Once the noise is gone, the signal is sharp. Five clusters dominate the "untouched but high-relevance" set:

Quality measurement — ELO judge as the underlying scalar (#1), used by the prompt optimiser (#4), the ensemble judge (#8), and the routing tier (#3).
Verification — adversarial red-team and critical-premise gates (#6), Fermi sanity check (#7), and structured expert personas (#10).
Agentic execution — the five overlapping post-plan-agents proposals collapsed into one design (#5).
Knowledge substrate — the semantic plan graph (#2), which is the precondition for novel ideas N1–N5.
Financial credibility — the CBS / top-down / bottom-up triad (#9), the only cluster that addresses the "PlanExe budgets aren't auditable" weakness.
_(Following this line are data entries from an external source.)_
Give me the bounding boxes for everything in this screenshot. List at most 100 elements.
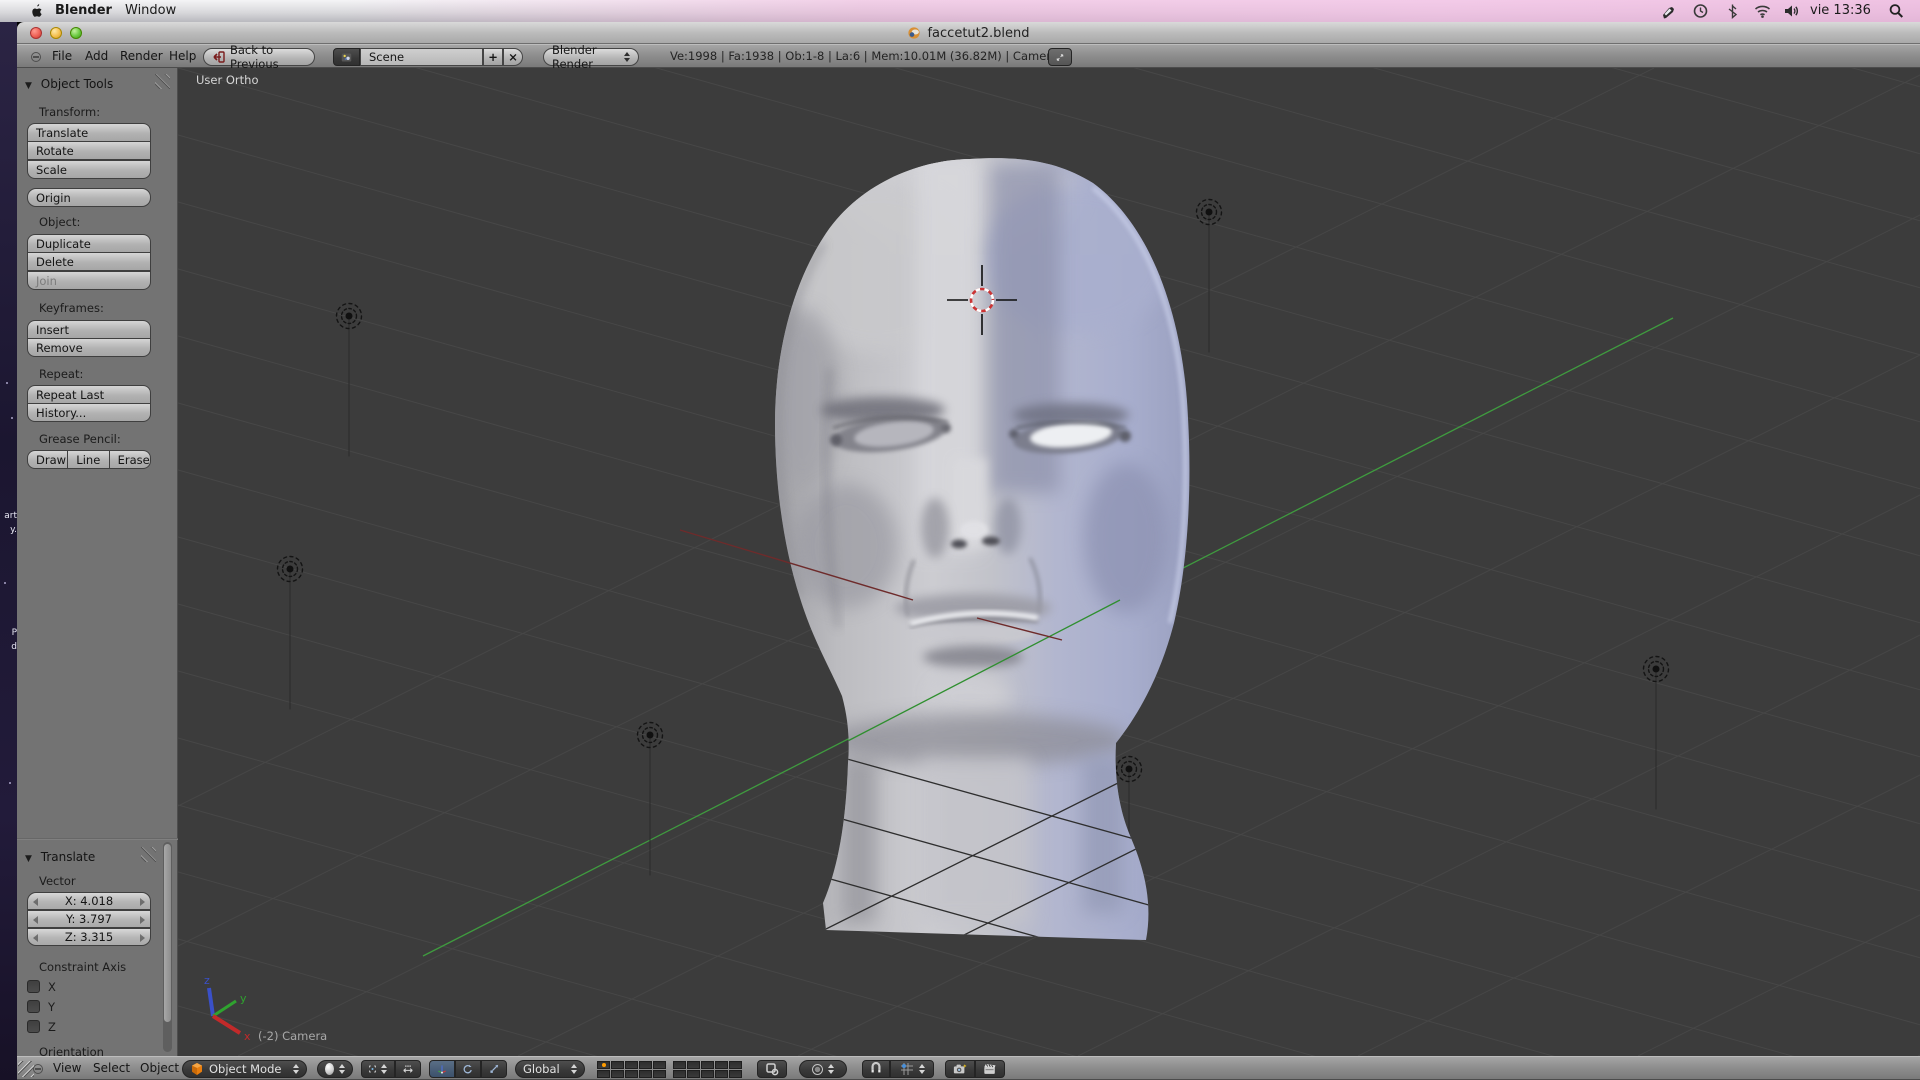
constraint-z-label: Z xyxy=(48,1020,56,1034)
viewport-header: View Select Object Object Mode xyxy=(17,1056,1920,1080)
remove-keyframe-button[interactable]: Remove xyxy=(27,338,151,357)
duplicate-button[interactable]: Duplicate xyxy=(27,234,151,253)
gizmo-y-label: y xyxy=(240,992,247,1005)
snap-toggle-button[interactable] xyxy=(862,1060,890,1078)
menu-render[interactable]: Render xyxy=(120,45,163,69)
grease-line-button[interactable]: Line xyxy=(68,450,109,469)
grease-erase-button[interactable]: Erase xyxy=(110,450,151,469)
menu-view[interactable]: View xyxy=(53,1057,81,1080)
vector-x-slider[interactable]: X: 4.018 xyxy=(27,892,151,910)
proportional-circle-icon xyxy=(812,1064,823,1075)
render-camera-icon xyxy=(953,1061,967,1077)
vector-label: Vector xyxy=(39,874,76,888)
slider-right-arrow-icon[interactable] xyxy=(140,916,145,924)
menubar-window-menu[interactable]: Window xyxy=(125,0,176,22)
constraint-x-checkbox[interactable] xyxy=(27,980,40,993)
opengl-render-image-button[interactable] xyxy=(945,1060,975,1078)
rotate-button[interactable]: Rotate xyxy=(27,141,151,160)
render-engine-dropdown[interactable]: Blender Render xyxy=(543,48,639,66)
desktop-background: art y. P d xyxy=(0,22,17,1080)
slider-right-arrow-icon[interactable] xyxy=(140,898,145,906)
scene-name-field[interactable]: Scene xyxy=(360,48,483,66)
origin-button[interactable]: Origin xyxy=(27,188,151,207)
scene-add-button[interactable]: + xyxy=(483,48,503,66)
apple-menu-icon[interactable] xyxy=(28,3,45,19)
vector-z-slider[interactable]: Z: 3.315 xyxy=(27,928,151,946)
gizmo-z-label: z xyxy=(204,974,210,987)
magnet-icon xyxy=(870,1062,882,1076)
slider-right-arrow-icon[interactable] xyxy=(140,934,145,942)
info-header: File Add Render Help Back to Previous Sc… xyxy=(17,44,1920,68)
dropdown-arrows-icon xyxy=(919,1064,925,1074)
3d-viewport[interactable]: z y x User Ortho (-2) Camera xyxy=(178,68,1920,1056)
delete-button[interactable]: Delete xyxy=(27,252,151,271)
back-to-previous-button[interactable]: Back to Previous xyxy=(203,48,315,66)
menu-file[interactable]: File xyxy=(52,45,72,69)
scrollbar-thumb[interactable] xyxy=(164,844,171,1022)
dropdown-arrows-icon xyxy=(828,1064,834,1074)
tool-shelf-scrollbar[interactable] xyxy=(163,842,172,1052)
layers-widget-group1[interactable] xyxy=(597,1061,666,1078)
scale-manipulator-button[interactable] xyxy=(481,1060,507,1078)
pivot-point-dropdown[interactable] xyxy=(361,1060,395,1078)
ink-pen-icon[interactable] xyxy=(1660,3,1677,19)
menu-add[interactable]: Add xyxy=(85,45,108,69)
object-tools-panel-header[interactable]: ▼ Object Tools xyxy=(25,77,113,91)
repeat-last-button[interactable]: Repeat Last xyxy=(27,385,151,404)
manipulator-icon xyxy=(403,1062,413,1076)
scale-button[interactable]: Scale xyxy=(27,160,151,179)
slider-left-arrow-icon[interactable] xyxy=(33,898,38,906)
screen-layout-icon[interactable] xyxy=(333,48,360,66)
camera-name-label: (-2) Camera xyxy=(258,1029,327,1043)
window-titlebar[interactable]: faccetut2.blend xyxy=(17,22,1920,44)
mode-dropdown[interactable]: Object Mode xyxy=(182,1060,307,1078)
manipulator-toggle[interactable] xyxy=(395,1060,421,1078)
snap-element-dropdown[interactable] xyxy=(890,1060,934,1078)
bluetooth-icon[interactable] xyxy=(1724,3,1741,19)
clapperboard-icon xyxy=(983,1061,997,1077)
object-label: Object: xyxy=(39,215,80,229)
constraint-axis-label: Constraint Axis xyxy=(39,960,126,974)
menu-object[interactable]: Object xyxy=(140,1057,179,1080)
history-button[interactable]: History... xyxy=(27,403,151,422)
view-name-label: User Ortho xyxy=(196,73,258,87)
viewport-shading-dropdown[interactable] xyxy=(317,1060,353,1078)
translate-panel-header[interactable]: ▼ Translate xyxy=(25,850,95,864)
vector-y-slider[interactable]: Y: 3.797 xyxy=(27,910,151,928)
menu-help[interactable]: Help xyxy=(169,45,196,69)
header-collapse-icon[interactable] xyxy=(33,1064,43,1074)
constraint-z-checkbox[interactable] xyxy=(27,1020,40,1033)
blend-file-icon xyxy=(907,26,921,40)
menubar-clock[interactable]: vie 13:36 xyxy=(1810,0,1871,22)
slider-left-arrow-icon[interactable] xyxy=(33,934,38,942)
translate-button[interactable]: Translate xyxy=(27,123,151,142)
time-machine-icon[interactable] xyxy=(1692,3,1709,19)
menubar-app-name[interactable]: Blender xyxy=(55,0,112,22)
wifi-icon[interactable] xyxy=(1753,3,1770,19)
rotate-manipulator-button[interactable] xyxy=(455,1060,481,1078)
spotlight-search-icon[interactable] xyxy=(1888,3,1905,19)
grease-draw-button[interactable]: Draw xyxy=(27,450,68,469)
join-button[interactable]: Join xyxy=(27,271,151,290)
translate-manipulator-button[interactable] xyxy=(429,1060,455,1078)
head-model[interactable] xyxy=(618,153,1218,1056)
maximize-area-icon[interactable] xyxy=(1048,48,1072,66)
panel-drag-grip-icon[interactable] xyxy=(155,74,170,89)
keyframes-label: Keyframes: xyxy=(39,301,104,315)
lock-to-scene-button[interactable] xyxy=(757,1060,787,1078)
layer-cell-active[interactable] xyxy=(597,1061,610,1069)
constraint-y-checkbox[interactable] xyxy=(27,1000,40,1013)
panel-drag-grip-icon[interactable] xyxy=(141,847,156,862)
proportional-edit-dropdown[interactable] xyxy=(799,1060,847,1078)
scene-unlink-button[interactable]: × xyxy=(503,48,523,66)
insert-keyframe-button[interactable]: Insert xyxy=(27,320,151,339)
layers-widget-group2[interactable] xyxy=(673,1061,742,1078)
slider-left-arrow-icon[interactable] xyxy=(33,916,38,924)
shading-sphere-icon xyxy=(325,1063,334,1075)
volume-icon[interactable] xyxy=(1783,3,1800,19)
menu-select[interactable]: Select xyxy=(93,1057,130,1080)
area-resize-grip[interactable] xyxy=(18,1061,34,1077)
transform-orientation-dropdown[interactable]: Global xyxy=(515,1060,585,1078)
header-collapse-icon[interactable] xyxy=(31,52,41,62)
opengl-render-anim-button[interactable] xyxy=(975,1060,1005,1078)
The two recurring failure modes in the existing proposals are: ideas that arrived before their preconditions (most plugin proposals; most agentic proposals before there was an executor), and ideas that drift in scope until they need their own quarter (the bid-factory / portfolio-VC framing). The remedy on both sides is the same — finish the substrate work (ELO, semantic graph, post-plan agent architecture) before opening the next batch.

The five novel ideas are deliberately built on top of that substrate rather than alongside it, so any investment in #1, #2, and #5 above pays for N1–N5 as well.